A Viúva Alegre (por Nestor de Oliveira)

A noite andava pelo meio, o coquetel tinha terminado, minha vontade, turbinada por duas doses a mais, [...]

A noite andava pelo meio, o coquetel tinha terminado, minha vontade, turbinada por duas doses a mais, era continuar no embalo. Lembrei-me da ótima casa do Otávio Clementino, o Primo Prima e fui encontrar os encantos de um lugar divertido, boa música e cheio de mulheres bonitas. Eram todas bonitas e se alguém discordasse é porque estava com doses a menos. Otávio e Lídia criaram, na cidade, uma opção de bar/boate com ótima frequência, som agradável, descontraído e aconchegante. Durou décadas, até a morte do Otávio, na avassaladora pandemia que levou tantos amigos e entristeceu o país. Ficou o legado de como fazer uma casa noturna agradável, descontraída e bem frequentada.

Os clientes, homens e mulheres, educados, gentis, soltos e carentes, na procura de um ombro amigo para uma dose a mais, ou, quem sabe, terminar a noite acompanhados. Uma modernice dentro do princípio fundamental de bons amigos, onde o encontro é sem consequências ou compromissos, não importando se somente houvesse aquele. Se acontecesse outro, melhor, mas se assim não fosse, tudo bem.

Lá estava ela, alta, elegante, belo corpo, iluminada, radiante, divertida a fazer felizes seus companheiros de mesa. Vestia-se com classe, tomara que caia verde claro, um conjunto de joias de chamar atenção, ricas, brilhantes e originais. Sobrava charme e alegria. Tomando mais uma, no balcão, perguntei ao conhecido garçom quem eram: – “É D. Vilma, viúva e herdeira do empreiteiro Walter, celebrando com amigas seu aniversário. Só estão tomando Don Pérignon e as demais são empresárias, advogadas, outras viúvas afortunadas e descompromissadas”. Era uma apoteose de lindas mulheres, diversão e alegria. Chega meu amigo Helinho e continuamos a apreciar aquele happening.

Lembrei a ele da opereta “A Viúva Alegre”, passada em Paris, no fim do século XIX, que conta de maneira cômica a história da viúva de um banqueiro e herdeira de grande fortuna, Hanna Glawari, que é convidada para uma recepção na Embaixada de um país fictício, por coincidência sua terra natal. Sua viagem a Paris abalou seus patrícios temerosos que ela gastasse toda herança na cidade luz. Um conterrâneo seu, conquistador e conhecedor das artes do encantamento, foi escalado pelo Duque, chefe do Estado, para que ele, Danilo, a fizesse apaixonar-se e voltar com a fortuna para seu falido ducado. O autor, Franz Lehár, faz uma paródia e crítica aos costumes da época e à própria ópera.

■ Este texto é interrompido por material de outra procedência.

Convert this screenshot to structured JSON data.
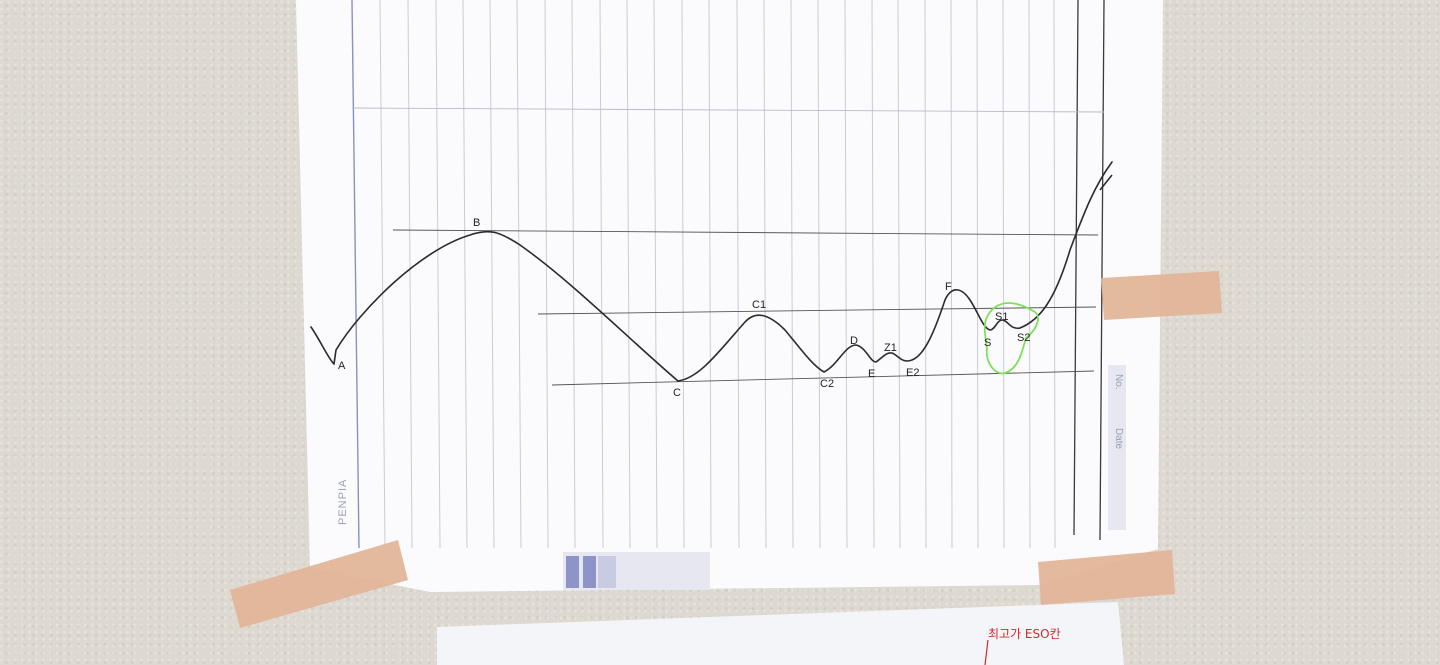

Lá estava Vilma, a viúva, sua alegria, seu champanhe, as amigas, só faltava um Danilo. Discutimos, eu e Helinho, quem poderia fazer tão importante papel e fazer reviver ali, naquela hora, a história tão bem contada pelo austríaco/húngaro. Não deu outra, fui o feliz escalado, porém com a inevitável ajuda dele, que conhecia uma das convivas. Tudo fica mais fácil quando há alegria, corações abertos e bebida à vontade. Ele foi à frente como precursor, fez as mesuras necessárias, falou de mim, um solitário amigo do balcão e o garçom veio com o convite: – “Tem um lugar pro senhor na mesa e pedem a sua presença”.

Lá fui eu com minhas doses de whisky, imediatamente solicitado a passar para o champanhe. Assim foi. Assentei em frente da aniversariante, toda prosa e gentil me cobria de atenção e charme. Prosa vai, prosa vem, falamos de solidão e saudades, não sei como nem porque já estávamos a dançar no salão, ao som de “Strangers in the night”, com Sinatra. Outras músicas e continuamos com trocas de palavras carinhosas. Eu a sentir seu perfume sedutor, falei não sei o que, ela gostou. Aconchegou-se mais, rostos colados, mãos entrelaçadas a trocar afetos.  Talvez a bebida tenha me afetado, mas a ela ainda mais. Baixinho, com um beijo no ouvido, ela pediu: – “Você me leva pra casa”? No dia seguinte, sol alto, acordo num quarto diferente, ressaca forte, ao lado de Vilma, que dormia profundamente. Dei-lhe um beijo na face, tentei acordá-la, sem sucesso, virou-se para o canto e continuou a dormir. Com a pressa de trabalhador atrasado vesti-me, passei água no rosto, penteei os cabelos e fui, não sem antes deixar um delicado bilhete de agradecimento, esperança e meu telefone. Seu perfume ficou impregnado em mim, até o banho da noite. A lembrança vive.